The great majority of overdose deaths are from opioid pain killers such as oxycodone, fentanyl and methadone (in pill form rather than the liquid dispensed for recovering heroin addicts), which control pain but also reduce respiratory function. Too high a dose, when not increased gradually under careful supervision, can shut down breathing entirely.

However, unintentional poisoning deaths involving other psycho-therapeutic drugs, including sleeping pills, antidepressants and tranquilizers, grew 84 percent from 1999 to 2004, according to the CDC study.

Headline-grabbing overdose deaths such as that of Anna Nicole Smith are the tip of the iceberg, experts say.

From 1992 to 2003, the number of Americans who admitted to using prescription drugs for nonmedical reasons almost doubled, from 7.8 million to 15.1 million, and abuse among teenagers more than tripled, according to a survey by the National Center on Addiction and Substance Abuse at New York's Columbia University.

Prescription drug sales themselves have soared -- up nearly 500 percent since 1990.

Experts attribute the rise in the use of painkillers in part to a recognition among medical experts that pain was under-treated in the past and can and should be better controlled. But they also trace the rise in drug prescriptions overall to direct media marketing by pharmaceutical companies to consumers.

"The marketing of pharmaceuticals that we've seen on television in the last 10 years -- the whole `get some medicine for whatever you need attitude' -- has really increased the acceptability of prescription drugs," said Richard A. Rawson, a professor of psychiatry and associate director of the Integrated Substance Abuse Programs at the University of California, Los Angeles.

Media accounts of Ledger's death, Rawson said, emphasized that no illegal drugs were found in the apartment. Such distinctions might lead the public to assume that the medications that were found were harmless.

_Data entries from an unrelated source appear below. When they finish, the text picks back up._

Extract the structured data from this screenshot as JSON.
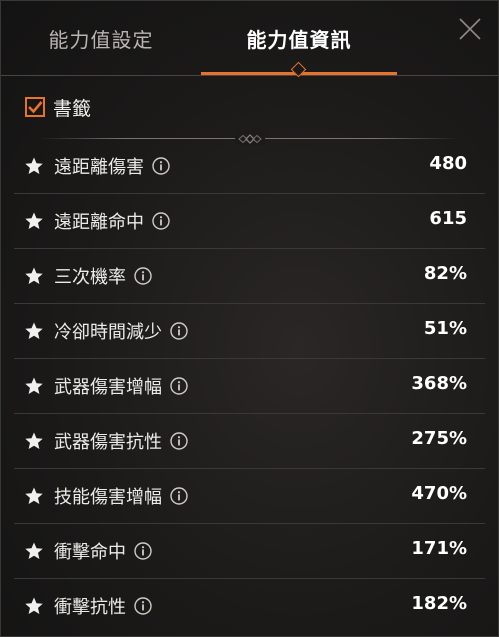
{
  "tabs": [
    {
      "label": "能力值設定",
      "active": false
    },
    {
      "label": "能力值資訊",
      "active": true
    }
  ],
  "bookmark": {
    "label": "書籤",
    "checked": true
  },
  "accent_color": "#e8732c",
  "stats": [
    {
      "name": "遠距離傷害",
      "value": "480"
    },
    {
      "name": "遠距離命中",
      "value": "615"
    },
    {
      "name": "三次機率",
      "value": "82%"
    },
    {
      "name": "冷卻時間減少",
      "value": "51%"
    },
    {
      "name": "武器傷害增幅",
      "value": "368%"
    },
    {
      "name": "武器傷害抗性",
      "value": "275%"
    },
    {
      "name": "技能傷害增幅",
      "value": "470%"
    },
    {
      "name": "衝擊命中",
      "value": "171%"
    },
    {
      "name": "衝擊抗性",
      "value": "182%"
    }
  ]
}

"There's a stigma that's associated with illicit drugs that isn't associated with legal drugs," he said.

Brad Keith, founder of Axis Residential Treatment in Los Angeles, said prescription drugs have become so acceptable and easy to obtain that they're the leading drugs of choice for his clients. The most popular drugs abused are painkillers such as Vicodin.Keith said doctors should be more careful about the quantity and kinds of drugs they prescribe: "Doctors will prescribe these medications at the drop of a hat. It's incredibly easy for people to get them."

It's illegal to possess controlled substances without a prescription. But prosecutions for possession are rare. Response from state and federal governments and pharmaceutical companies, meanwhile, has been limited.

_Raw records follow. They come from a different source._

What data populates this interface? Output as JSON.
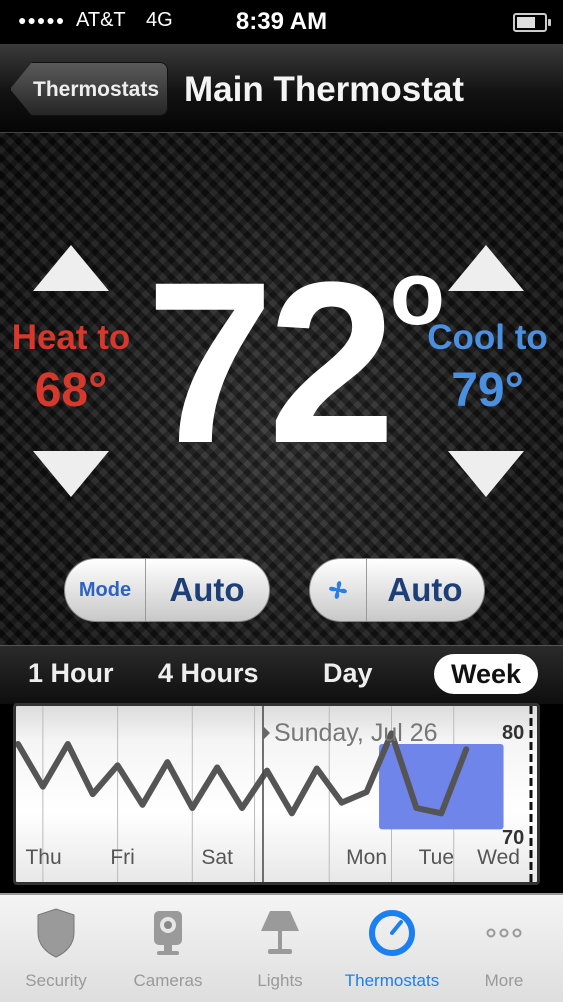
{
  "status_bar": {
    "signal": "●●●●●",
    "carrier": "AT&T",
    "network": "4G",
    "time": "8:39 AM",
    "battery_level": 0.7
  },
  "nav": {
    "back_label": "Thermostats",
    "title": "Main Thermostat"
  },
  "thermostat": {
    "current_temp": "72",
    "degree_symbol": "o",
    "heat_label": "Heat to",
    "heat_value": "68°",
    "cool_label": "Cool to",
    "cool_value": "79°",
    "mode_label": "Mode",
    "mode_value": "Auto",
    "fan_value": "Auto",
    "colors": {
      "heat": "#d6392b",
      "cool": "#4a8fe0"
    }
  },
  "range_tabs": {
    "items": [
      "1 Hour",
      "4 Hours",
      "Day",
      "Week"
    ],
    "selected": "Week"
  },
  "chart_data": {
    "type": "line",
    "date_label": "Sunday, Jul 26",
    "x_tick_labels": [
      "Thu",
      "Fri",
      "Sat",
      "Mon",
      "Tue",
      "Wed"
    ],
    "y_tick_labels": [
      "80",
      "70"
    ],
    "ylim": [
      69,
      81
    ],
    "xlim": [
      0,
      20
    ],
    "series": [
      {
        "x": [
          0,
          1,
          2,
          3,
          4,
          5,
          6,
          7,
          8,
          9,
          10,
          11,
          12,
          13,
          14,
          15,
          16,
          17,
          18
        ],
        "values": [
          79.5,
          75.5,
          79.5,
          74.8,
          77.5,
          73.8,
          77.8,
          73.5,
          77.3,
          73.5,
          77.0,
          73.0,
          77.2,
          74.0,
          75.0,
          80.5,
          73.5,
          73.0,
          79.0
        ]
      }
    ],
    "highlight_range_x": [
      14.5,
      19.5
    ],
    "highlight_range_y": [
      71.5,
      79.5
    ],
    "colors": {
      "line": "#555555",
      "highlight": "#6f85ea"
    }
  },
  "tab_bar": {
    "items": [
      {
        "label": "Security",
        "icon": "shield-icon"
      },
      {
        "label": "Cameras",
        "icon": "camera-icon"
      },
      {
        "label": "Lights",
        "icon": "lamp-icon"
      },
      {
        "label": "Thermostats",
        "icon": "thermostat-icon"
      },
      {
        "label": "More",
        "icon": "more-icon"
      }
    ],
    "selected": "Thermostats"
  }
}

In 2004, the Bush administration introduced an effort to control prescription-drug abuse focused on reducing sales of narcotic medications online or by doctors who write pain prescriptions too freely.

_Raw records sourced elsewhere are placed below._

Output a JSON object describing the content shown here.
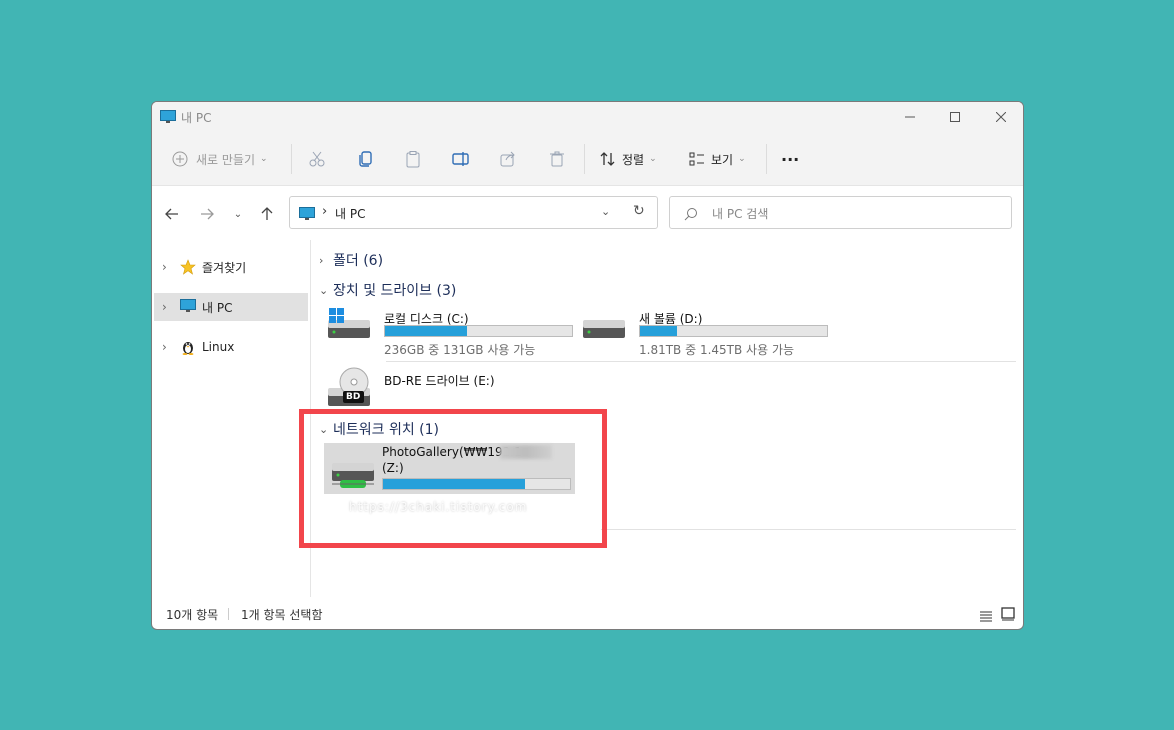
{
  "window": {
    "title": "내 PC"
  },
  "toolbar": {
    "new_label": "새로 만들기",
    "sort_label": "정렬",
    "view_label": "보기",
    "more_label": "···"
  },
  "address": {
    "path": "내 PC",
    "search_placeholder": "내 PC 검색"
  },
  "sidebar": {
    "items": [
      {
        "label": "즐겨찾기",
        "icon": "star-icon"
      },
      {
        "label": "내 PC",
        "icon": "monitor-icon"
      },
      {
        "label": "Linux",
        "icon": "linux-penguin-icon"
      }
    ]
  },
  "content": {
    "groups": [
      {
        "label": "폴더 (6)"
      },
      {
        "label": "장치 및 드라이브 (3)"
      },
      {
        "label": "네트워크 위치 (1)"
      }
    ],
    "drives": [
      {
        "name": "로컬 디스크 (C:)",
        "free": "236GB 중 131GB 사용 가능",
        "used_fraction": 0.44
      },
      {
        "name": "새 볼륨 (D:)",
        "free": "1.81TB 중 1.45TB 사용 가능",
        "used_fraction": 0.2
      },
      {
        "name": "BD-RE 드라이브 (E:)",
        "badge": "BD"
      }
    ],
    "network": [
      {
        "name_line1": "PhotoGallery(₩₩192.1",
        "name_line2": "(Z:)",
        "used_fraction": 0.76
      }
    ]
  },
  "watermark": "https://3chaki.tistory.com",
  "status": {
    "count": "10개 항목",
    "selected": "1개 항목 선택함"
  },
  "colors": {
    "accent": "#26a0da",
    "highlight": "#f2454b",
    "background": "#41b5b4"
  }
}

Makers of prescription drugs, including Vicodin's Abbott Laboratories Inc., Valium's Hoffmann-La Roche Inc. and Pfizer Inc., the maker of Xanax, say they have instituted public awareness campaigns about the dangers of prescription-drug abuse, such as giving doctors and parents brochures about monitoring the pills.

The new White House campaign is aimed at the parents of teenagers, Walters said. He cited surveys showing that many teenagers who abuse prescription drugs get them from their parents' or friends' medicine cabinets. Parents have no idea it's a problem, he said.

"We want people to have access to pain relief that's changed people's lives for the better," Walters said. "We don't want them to fear beneficial medications. But we want them to control them, to dispose of them when they're done with them and to talk with their kids."